DiffFusion.termstructure_dictionary!Function
termstructure_dictionary!(
    ts_dict::AbstractDict,
    ts_labels::AbstractVector,
    ts_values::AbstractVector,
    )

Re-build term structure dictionary from labels and values.

DiffFusion.model_parameters!Function
model_parameters!(
    param_dict::Dict,
    param_labels::AbstractVector,
    param_values::AbstractVector,
    )

Re-build model parameter dictionary from volatility labels and values.

Read Term Structures From CSV Files

DiffFusion.read_zero_curvesFunction
read_zero_curves(
    source,
    delim::AbstractChar,
    method_alias::String = "LINEAR"
    )

Read times and values from CSV file and create ZeroCurve.

Arguments source and delim are passed on to DelimitedFiles.readdlm.

method_alias is the interpolation string used in interpolation_methods.

DiffFusion.read_volatilitiesFunction
read_volatilities(
    source,
    delim::AbstractChar,
    )

Read times and values from CSV file and create scalar-valued BackwardFlatVolatility.

Arguments source and delim are passed on to DelimitedFiles.readdlm.

DiffFusion.read_volatilityFunction
read_volatility(
    source,
    delim::AbstractChar,
    )

Read times and values from CSV file and create a single vector-valued BackwardFlatVolatility.

Arguments source and delim are passed on to DelimitedFiles.readdlm.

Termstructure alias is read from the first data column header.

DiffFusion.read_parametersFunction
read_parameters(
    source,
    delim::AbstractChar,
    param_func::Function = forward_flat_parameter,
    )

Read times and values from CSV file and create scalar-valued ParameterTermstructures.

Arguments source and delim are passed on to DelimitedFiles.readdlm.

constructor is the constructor called to create the term structure.
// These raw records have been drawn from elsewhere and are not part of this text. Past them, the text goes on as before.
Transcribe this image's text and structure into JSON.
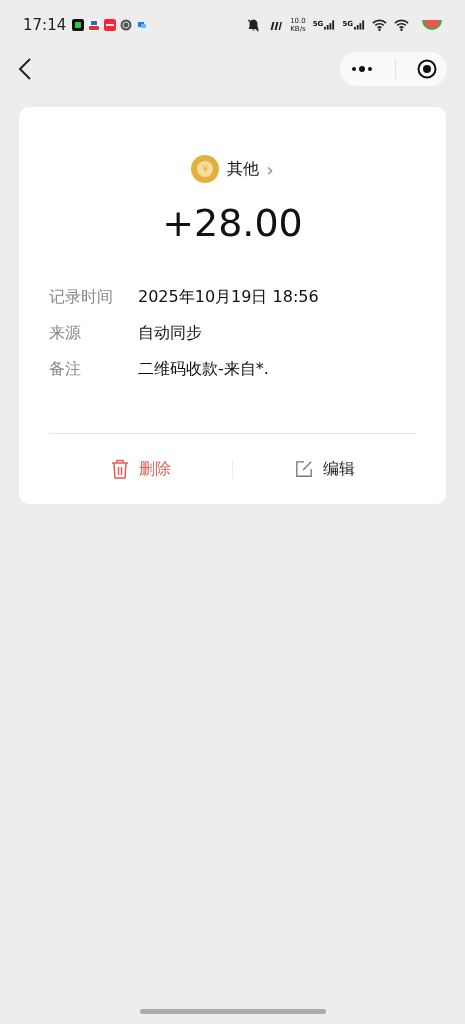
{
  "status_bar": {
    "time": "17:14",
    "speed_value": "10.0",
    "speed_unit": "KB/s",
    "signals": [
      "5G",
      "5G"
    ]
  },
  "category": {
    "symbol": "¥",
    "name": "其他",
    "chevron": "›"
  },
  "amount": "+28.00",
  "details": [
    {
      "label": "记录时间",
      "value": "2025年10月19日 18:56"
    },
    {
      "label": "来源",
      "value": "自动同步"
    },
    {
      "label": "备注",
      "value": "二维码收款-来自*."
    }
  ],
  "actions": [
    {
      "kind": "delete",
      "label": "删除"
    },
    {
      "kind": "edit",
      "label": "编辑"
    }
  ]
}
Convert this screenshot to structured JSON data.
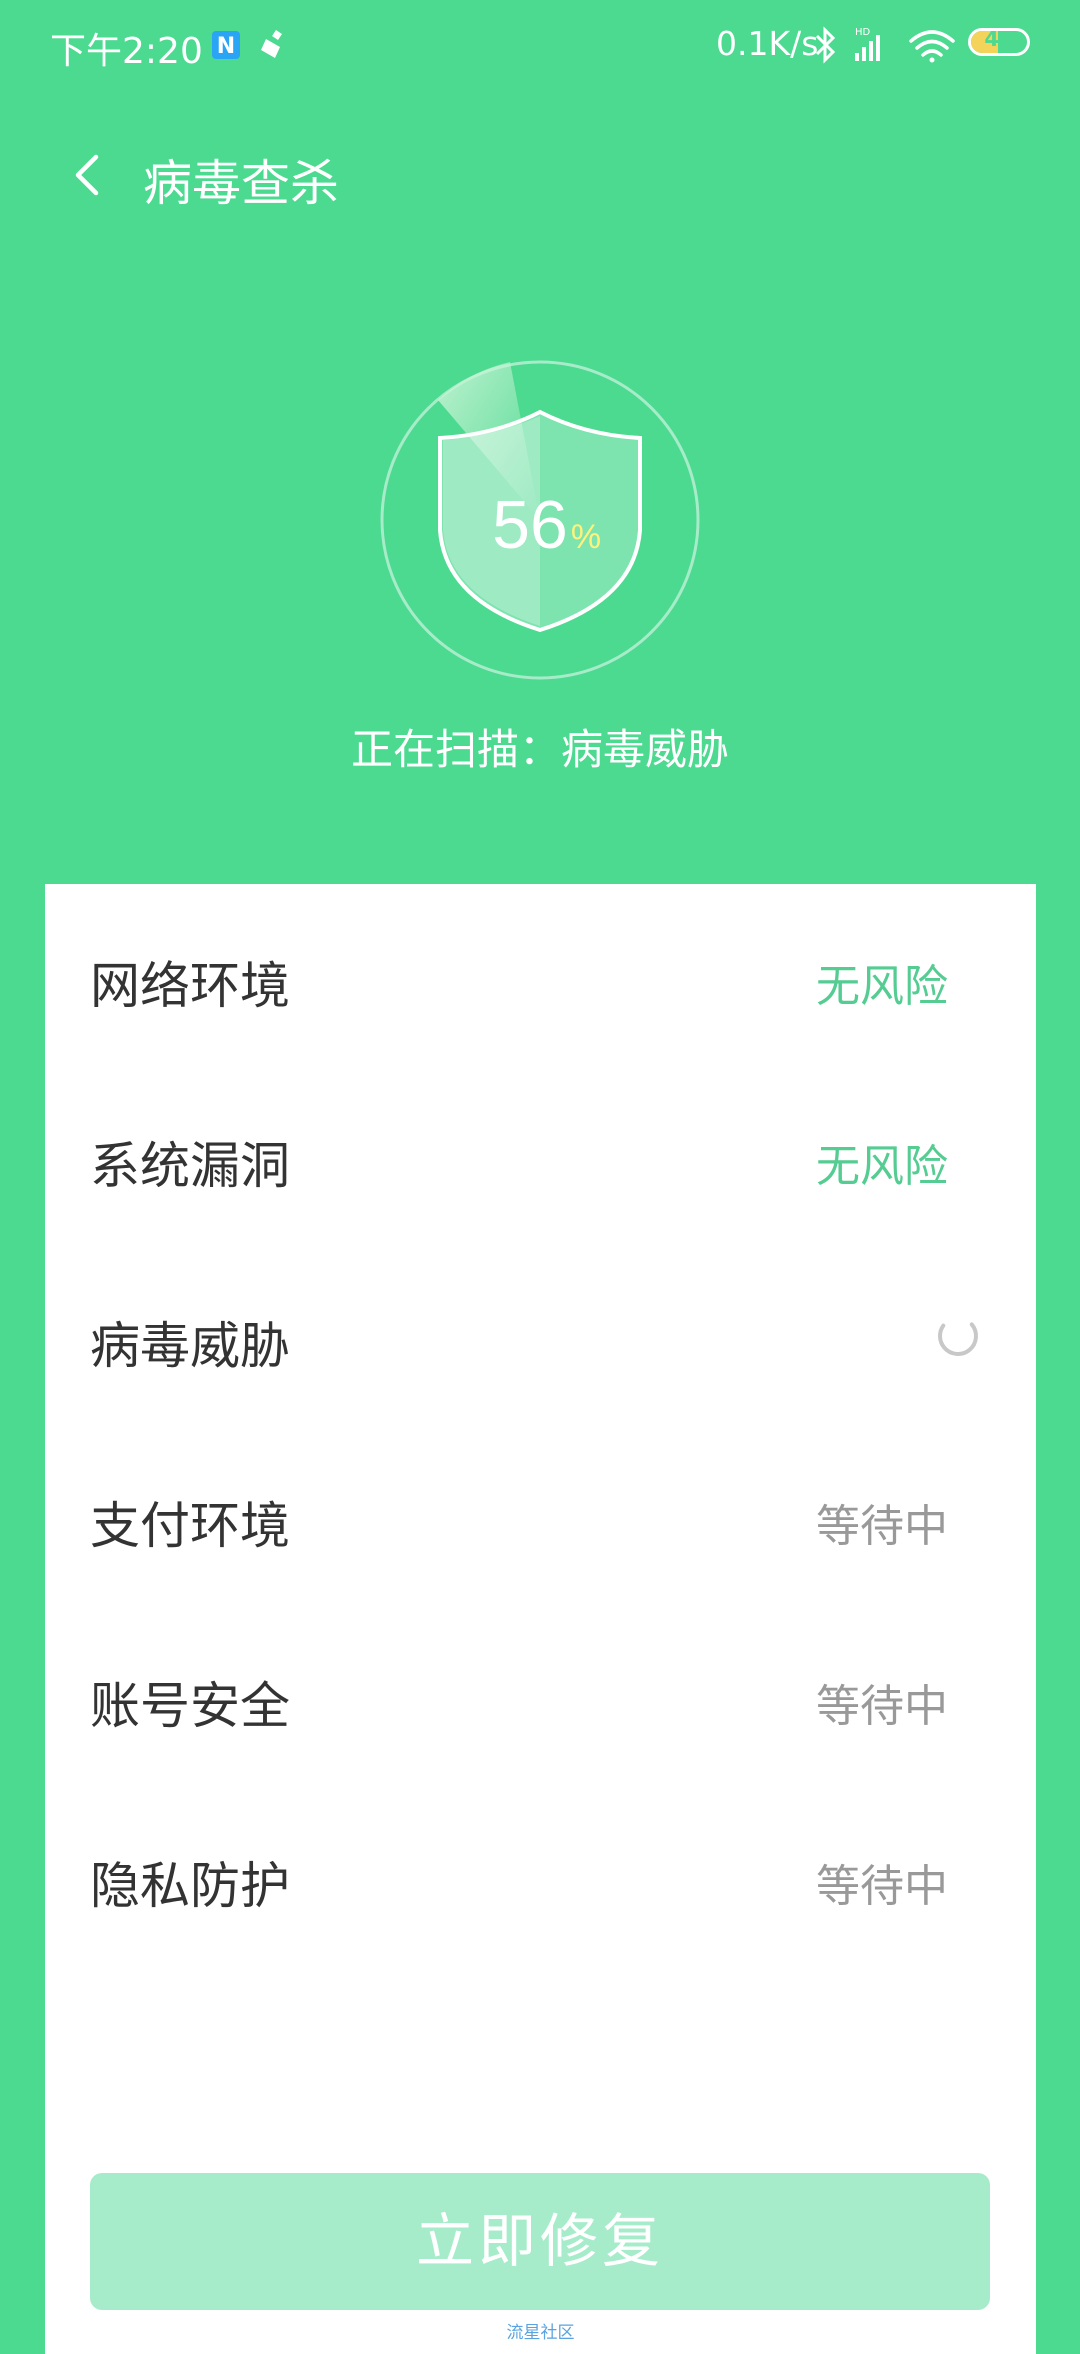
{
  "status_bar": {
    "time": "下午2:20",
    "net_speed": "0.1K/s",
    "battery": "48",
    "battery_level": 0.48,
    "icons": [
      "notification-n-icon",
      "broom-icon",
      "bluetooth-icon",
      "hd-signal-icon",
      "wifi-icon",
      "battery-icon"
    ]
  },
  "header": {
    "title": "病毒查杀",
    "back_icon": "chevron-left-icon"
  },
  "scan": {
    "percent_value": "56",
    "percent_sign": "%",
    "progress": 0.56,
    "status_text": "正在扫描：病毒威胁"
  },
  "items": [
    {
      "label": "网络环境",
      "status": "无风险",
      "state": "safe"
    },
    {
      "label": "系统漏洞",
      "status": "无风险",
      "state": "safe"
    },
    {
      "label": "病毒威胁",
      "status": "",
      "state": "scanning"
    },
    {
      "label": "支付环境",
      "status": "等待中",
      "state": "waiting"
    },
    {
      "label": "账号安全",
      "status": "等待中",
      "state": "waiting"
    },
    {
      "label": "隐私防护",
      "status": "等待中",
      "state": "waiting"
    }
  ],
  "fix_button": {
    "label": "立即修复"
  },
  "watermark": "流星社区",
  "colors": {
    "background": "#4cd990",
    "safe_text": "#55cc92",
    "button": "#a6ecca",
    "percent_sign": "#fff27a"
  }
}
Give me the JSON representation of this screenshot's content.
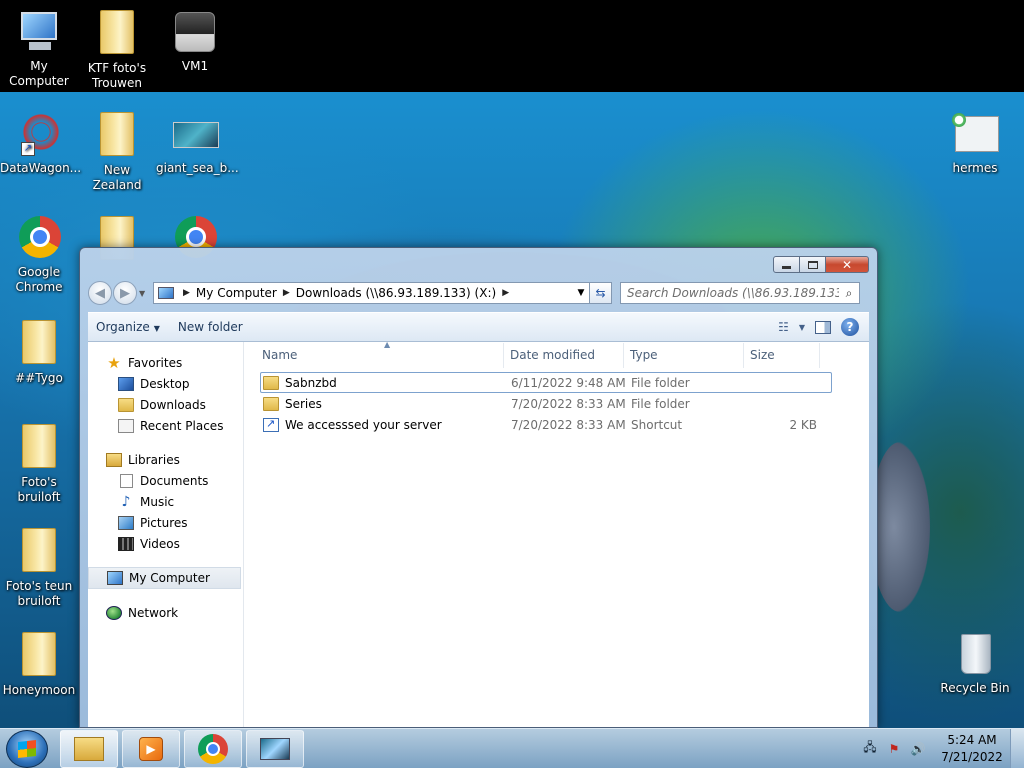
{
  "desktop": {
    "icons": [
      {
        "label": "My Computer",
        "icon": "computer-icon"
      },
      {
        "label": "KTF foto's Trouwen",
        "icon": "folder-icon"
      },
      {
        "label": "VM1",
        "icon": "vm-icon"
      },
      {
        "label": "DataWagon...",
        "icon": "datawagon-shortcut-icon"
      },
      {
        "label": "New Zealand",
        "icon": "folder-icon"
      },
      {
        "label": "giant_sea_b...",
        "icon": "image-file-icon"
      },
      {
        "label": "hermes",
        "icon": "hermes-icon"
      },
      {
        "label": "Google Chrome",
        "icon": "chrome-icon"
      },
      {
        "label": "##Tygo",
        "icon": "folder-icon"
      },
      {
        "label": "Foto's bruiloft",
        "icon": "folder-icon"
      },
      {
        "label": "Foto's teun bruiloft",
        "icon": "folder-icon"
      },
      {
        "label": "Honeymoon",
        "icon": "folder-icon"
      },
      {
        "label": "Recycle Bin",
        "icon": "recycle-bin-icon"
      }
    ]
  },
  "explorer": {
    "address": {
      "segments": [
        "My Computer",
        "Downloads (\\\\86.93.189.133) (X:)"
      ]
    },
    "search": {
      "placeholder": "Search Downloads (\\\\86.93.189.133) (X:)"
    },
    "toolbar": {
      "organize_label": "Organize",
      "new_folder_label": "New folder"
    },
    "navpane": {
      "favorites_label": "Favorites",
      "favorites": [
        "Desktop",
        "Downloads",
        "Recent Places"
      ],
      "libraries_label": "Libraries",
      "libraries": [
        "Documents",
        "Music",
        "Pictures",
        "Videos"
      ],
      "computer_label": "My Computer",
      "network_label": "Network"
    },
    "columns": {
      "name": "Name",
      "date": "Date modified",
      "type": "Type",
      "size": "Size"
    },
    "files": [
      {
        "name": "Sabnzbd",
        "date": "6/11/2022 9:48 AM",
        "type": "File folder",
        "size": "",
        "icon": "folder-icon"
      },
      {
        "name": "Series",
        "date": "7/20/2022 8:33 AM",
        "type": "File folder",
        "size": "",
        "icon": "folder-icon"
      },
      {
        "name": "We accesssed your server",
        "date": "7/20/2022 8:33 AM",
        "type": "Shortcut",
        "size": "2 KB",
        "icon": "shortcut-icon"
      }
    ]
  },
  "taskbar": {
    "apps": [
      "windows-explorer",
      "media-player",
      "google-chrome",
      "image-viewer"
    ],
    "clock": {
      "time": "5:24 AM",
      "date": "7/21/2022"
    }
  },
  "colors": {
    "window_frame": "#b9d1ea",
    "close_button": "#c7492f",
    "selection_border": "#7da2ce"
  }
}
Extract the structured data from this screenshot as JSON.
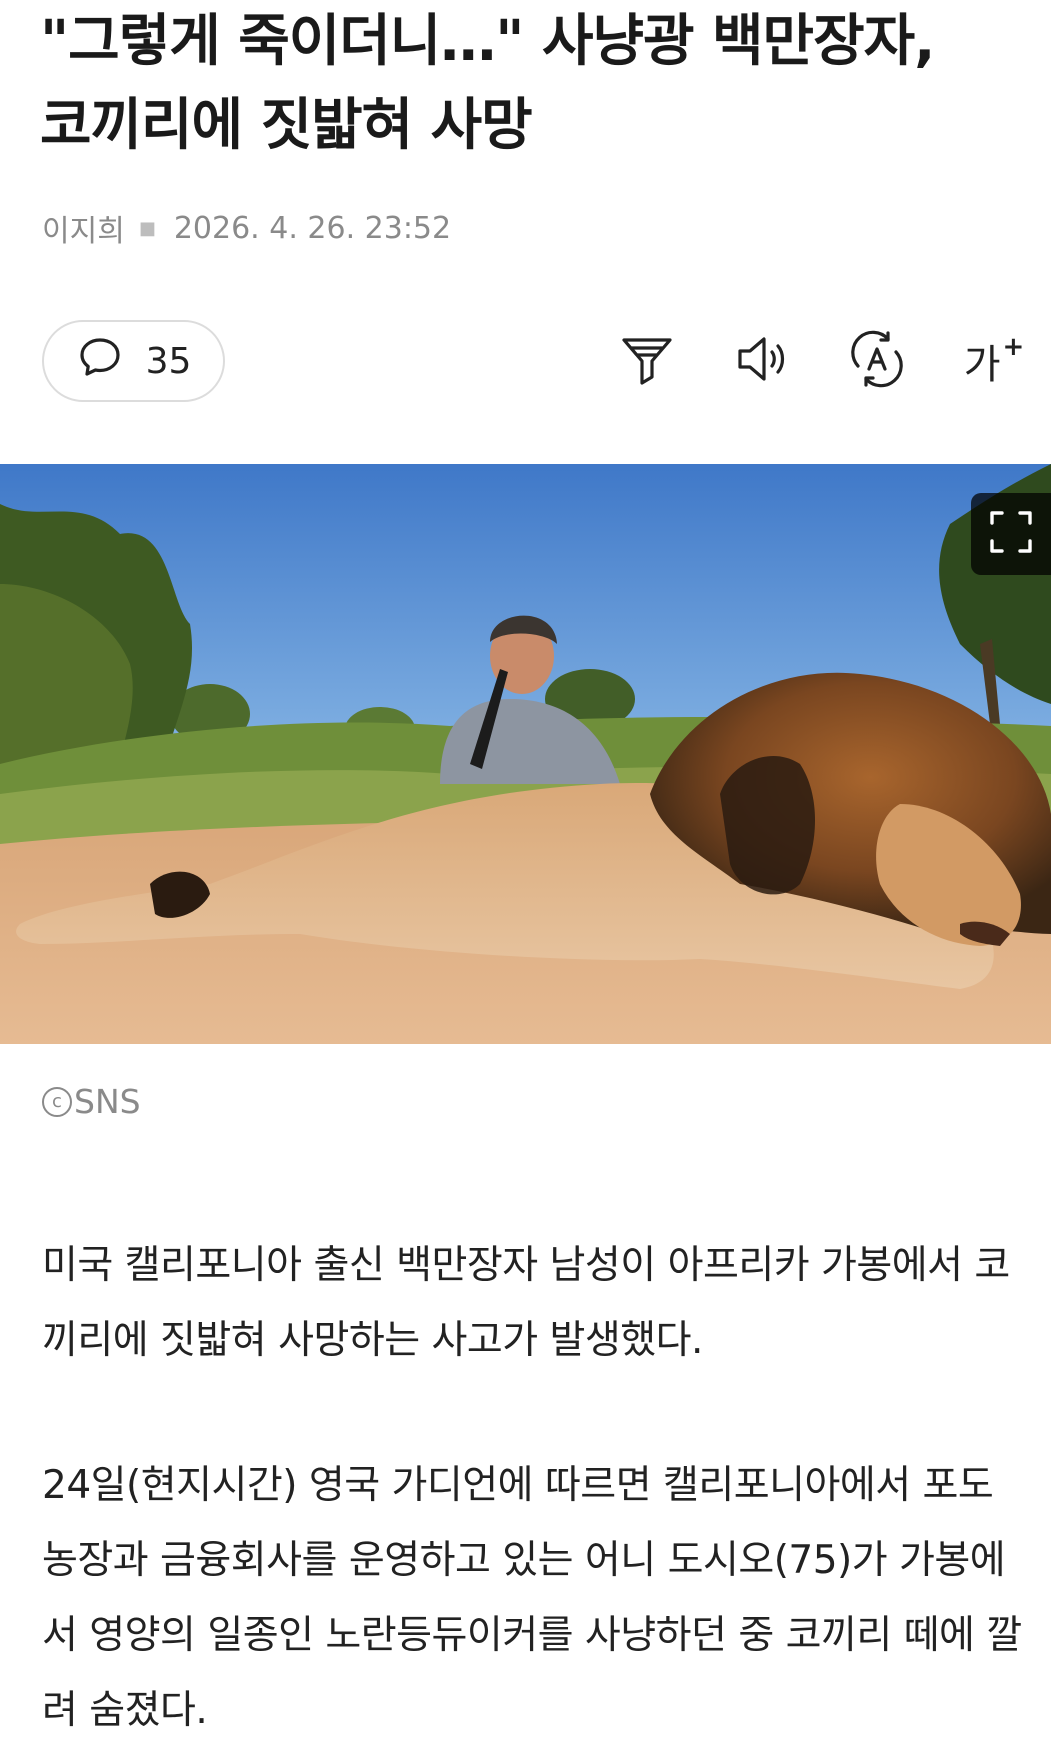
{
  "article": {
    "title": "\"그렇게 죽이더니…\" 사냥광 백만장자, 코끼리에 짓밟혀 사망",
    "author": "이지희",
    "date": "2026. 4. 26. 23:52"
  },
  "toolbar": {
    "comment_count": "35",
    "comment_icon": "speech-bubble-icon",
    "filter_icon": "filter-icon",
    "speaker_icon": "speaker-icon",
    "translate_icon": "translate-icon",
    "font_size_label": "가",
    "font_size_plus": "+"
  },
  "image": {
    "credit": "SNS",
    "credit_symbol": "c",
    "expand_icon": "expand-icon"
  },
  "body": {
    "p1": "미국 캘리포니아 출신 백만장자 남성이 아프리카 가봉에서 코끼리에 짓밟혀 사망하는 사고가 발생했다.",
    "p2": "24일(현지시간) 영국 가디언에 따르면 캘리포니아에서 포도 농장과 금융회사를 운영하고 있는 어니 도시오(75)가 가봉에서 영양의 일종인 노란등듀이커를 사냥하던 중 코끼리 떼에 깔려 숨졌다."
  }
}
It is used to apply method to read ForwardFlatParameter and BackwardFlatParameter.

DiffFusion.read_correlationsFunction
read_correlations(
    source,
    delim::AbstractChar,
    )

Read factor aliases and correlation values and setup a CorrelationHolder.

Arguments source and delim are passed on to DelimitedFiles.readdlm.